La transformation numérique et les stratégies d’innovation sont souvent un casse-tête pour les entreprises qui doivent aujourd’hui faire face à une innovation en continu, quels sont vos conseils ?
Je suis convaincu de la nécessité de l’innovation “en temps réel”. Aujourd'hui, le téléphone mobile se connecte en permanence à un service ou un produit particulier. Donc, si les data remontent et qu'elles ne sont pas utilisées ou analysées en continu, du coup, tu ne peux pas t'en servir pour améliorer ton produit ou ton service ou même apporter une innovation rapidement sur le marché. Donc l’innovation de l’entreprise doit être « temps-réel » pour à la fois monitorer en continu l’interaction des clients avec son produit ou service mais également suivre en permanence les initiatives des startups pour maîtriser l’évolution de la concurrence.
Je conseille aussi aux entreprises de toutes tailles de s'ouvrir et de créer un écosystème de compétences, de puiser dans les expertises externes. Le mieux c'est d'avoir les compétences qui n'existent pas dans l'entreprise de manière native. Lorsque l’on fait appel à des designers, des ethnographes, des spécialistes du marketing ou d'une technologie bien particulière, comme par exemple la blockchain ou l'intelligence artificielle, ce sont souvent des compétences qui prennent du sens parce qu'elles sont mixées avec les ressources internes pour arriver au meilleur résultat. Et ça, l'entreprise commence aujourd’hui à le comprendre et se tourne vers des acteurs extérieurs pour innover en misant sur l'intelligence collective et la collaboration ouverte.
Les pratiques du Design donnent de vrais résultats et il nous semble important aujourd’hui que les entreprises puissent de plus en plus se familiariser avec les différentes approches comme le Design Thinking, Design Sprints, Labs d’innovation, etc. Qu’en pensez-vous ?

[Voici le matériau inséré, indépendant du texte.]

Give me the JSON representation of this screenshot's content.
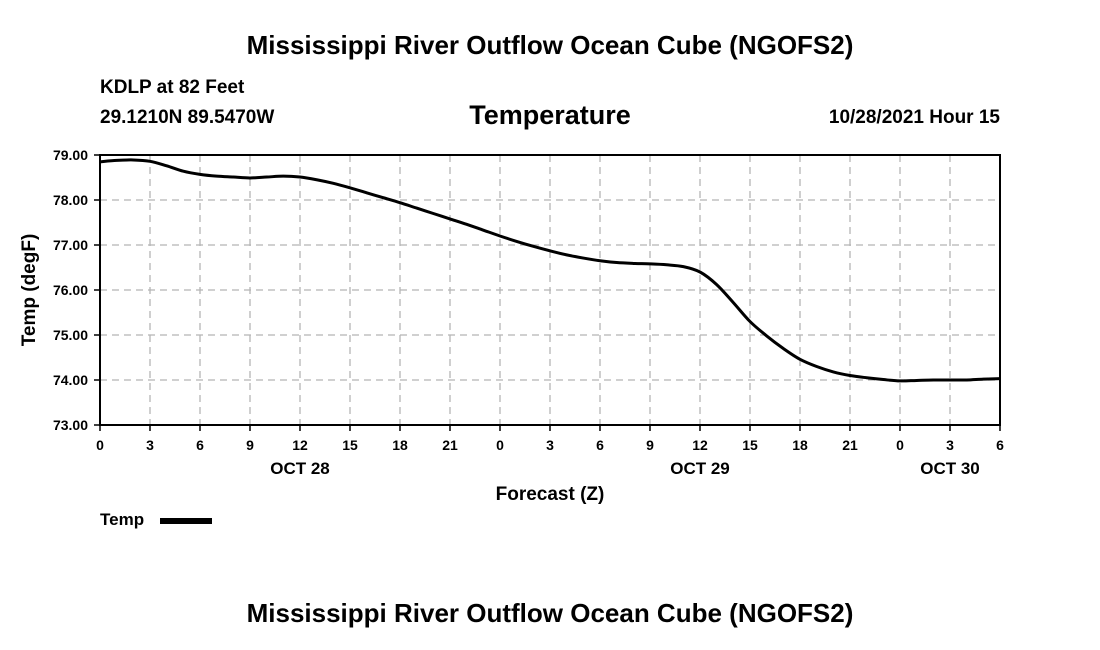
{
  "header": {
    "main_title": "Mississippi River Outflow Ocean Cube (NGOFS2)",
    "station": "KDLP at 82 Feet",
    "coords": "29.1210N  89.5470W",
    "chart_title": "Temperature",
    "timestamp": "10/28/2021 Hour 15"
  },
  "legend": {
    "label": "Temp"
  },
  "footer": {
    "title": "Mississippi River Outflow Ocean Cube (NGOFS2)"
  },
  "chart_data": {
    "type": "line",
    "title": "Temperature",
    "xlabel": "Forecast (Z)",
    "ylabel": "Temp (degF)",
    "ylim": [
      73.0,
      79.0
    ],
    "xlim": [
      0,
      54
    ],
    "grid": true,
    "y_ticks": [
      "73.00",
      "74.00",
      "75.00",
      "76.00",
      "77.00",
      "78.00",
      "79.00"
    ],
    "x_ticks": [
      "0",
      "3",
      "6",
      "9",
      "12",
      "15",
      "18",
      "21",
      "0",
      "3",
      "6",
      "9",
      "12",
      "15",
      "18",
      "21",
      "0",
      "3",
      "6"
    ],
    "x_tick_hours": [
      0,
      3,
      6,
      9,
      12,
      15,
      18,
      21,
      24,
      27,
      30,
      33,
      36,
      39,
      42,
      45,
      48,
      51,
      54
    ],
    "date_labels": [
      {
        "label": "OCT 28",
        "hour": 12
      },
      {
        "label": "OCT 29",
        "hour": 36
      },
      {
        "label": "OCT 30",
        "hour": 51
      }
    ],
    "series": [
      {
        "name": "Temp",
        "color": "#000000",
        "x": [
          0,
          1,
          2,
          3,
          4,
          5,
          6,
          7,
          8,
          9,
          10,
          11,
          12,
          13,
          14,
          15,
          16,
          17,
          18,
          19,
          20,
          21,
          22,
          23,
          24,
          25,
          26,
          27,
          28,
          29,
          30,
          31,
          32,
          33,
          34,
          35,
          36,
          37,
          38,
          39,
          40,
          41,
          42,
          43,
          44,
          45,
          46,
          47,
          48,
          49,
          50,
          51,
          52,
          53,
          54
        ],
        "values": [
          78.85,
          78.88,
          78.89,
          78.86,
          78.76,
          78.64,
          78.57,
          78.53,
          78.51,
          78.49,
          78.51,
          78.53,
          78.51,
          78.45,
          78.37,
          78.27,
          78.16,
          78.05,
          77.94,
          77.82,
          77.7,
          77.58,
          77.46,
          77.33,
          77.2,
          77.08,
          76.97,
          76.87,
          76.78,
          76.71,
          76.65,
          76.61,
          76.59,
          76.58,
          76.56,
          76.52,
          76.4,
          76.12,
          75.72,
          75.3,
          74.98,
          74.7,
          74.46,
          74.3,
          74.18,
          74.1,
          74.05,
          74.01,
          73.98,
          73.99,
          74.0,
          74.0,
          74.0,
          74.02,
          74.03
        ]
      }
    ]
  }
}
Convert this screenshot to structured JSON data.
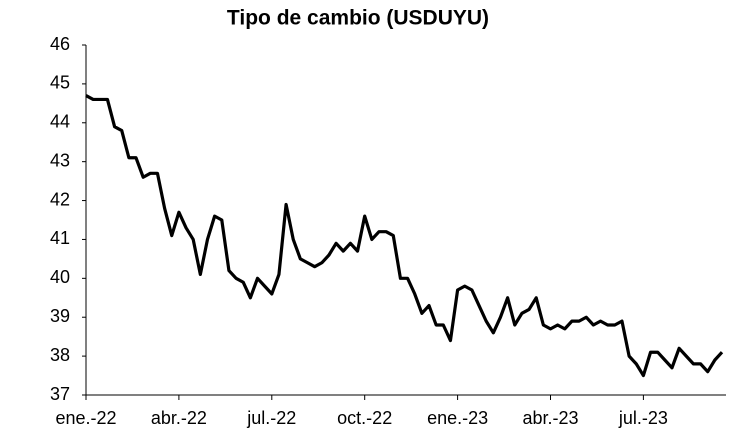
{
  "chart_data": {
    "type": "line",
    "title": "Tipo de cambio (USDUYU)",
    "categories": [
      "ene.-22",
      null,
      null,
      null,
      null,
      null,
      null,
      null,
      null,
      null,
      null,
      null,
      null,
      "abr.-22",
      null,
      null,
      null,
      null,
      null,
      null,
      null,
      null,
      null,
      null,
      null,
      null,
      "jul.-22",
      null,
      null,
      null,
      null,
      null,
      null,
      null,
      null,
      null,
      null,
      null,
      null,
      "oct.-22",
      null,
      null,
      null,
      null,
      null,
      null,
      null,
      null,
      null,
      null,
      null,
      null,
      "ene.-23",
      null,
      null,
      null,
      null,
      null,
      null,
      null,
      null,
      null,
      null,
      null,
      null,
      "abr.-23",
      null,
      null,
      null,
      null,
      null,
      null,
      null,
      null,
      null,
      null,
      null,
      null,
      "jul.-23",
      null,
      null,
      null,
      null,
      null,
      null,
      null,
      null,
      null,
      null,
      null
    ],
    "series": [
      {
        "name": "USDUYU",
        "color": "#000000",
        "values": [
          44.7,
          44.6,
          44.6,
          44.6,
          43.9,
          43.8,
          43.1,
          43.1,
          42.6,
          42.7,
          42.7,
          41.8,
          41.1,
          41.7,
          41.3,
          41.0,
          40.1,
          41.0,
          41.6,
          41.5,
          40.2,
          40.0,
          39.9,
          39.5,
          40.0,
          39.8,
          39.6,
          40.1,
          41.9,
          41.0,
          40.5,
          40.4,
          40.3,
          40.4,
          40.6,
          40.9,
          40.7,
          40.9,
          40.7,
          41.6,
          41.0,
          41.2,
          41.2,
          41.1,
          40.0,
          40.0,
          39.6,
          39.1,
          39.3,
          38.8,
          38.8,
          38.4,
          39.7,
          39.8,
          39.7,
          39.3,
          38.9,
          38.6,
          39.0,
          39.5,
          38.8,
          39.1,
          39.2,
          39.5,
          38.8,
          38.7,
          38.8,
          38.7,
          38.9,
          38.9,
          39.0,
          38.8,
          38.9,
          38.8,
          38.8,
          38.9,
          38.0,
          37.8,
          37.5,
          38.1,
          38.1,
          37.9,
          37.7,
          38.2,
          38.0,
          37.8,
          37.8,
          37.6,
          37.9,
          38.1
        ]
      }
    ],
    "ylim": [
      37,
      46
    ],
    "yticks": [
      37,
      38,
      39,
      40,
      41,
      42,
      43,
      44,
      45,
      46
    ],
    "grid": false
  }
}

Je pense que les designers ont depuis toujours - et notamment grâce aux travaux d’ IDEO - mis en pratique ces méthodologies parce qu'elles ont du sens. Elles permettent d'accélérer réellement les propositions de services ou de produits sur le marché en les confrontant directement aux utilisateurs et donc quelque soit la méthode, Design Thinking, Design Sprints, Lab Inno ou partenariats avec des compétences extérieures, c’est le process qui est intéressant. Le fait qu'on puisse vraiment en sortir quelque chose d’intelligible pour l’entreprise et de pertinent pour ses clients.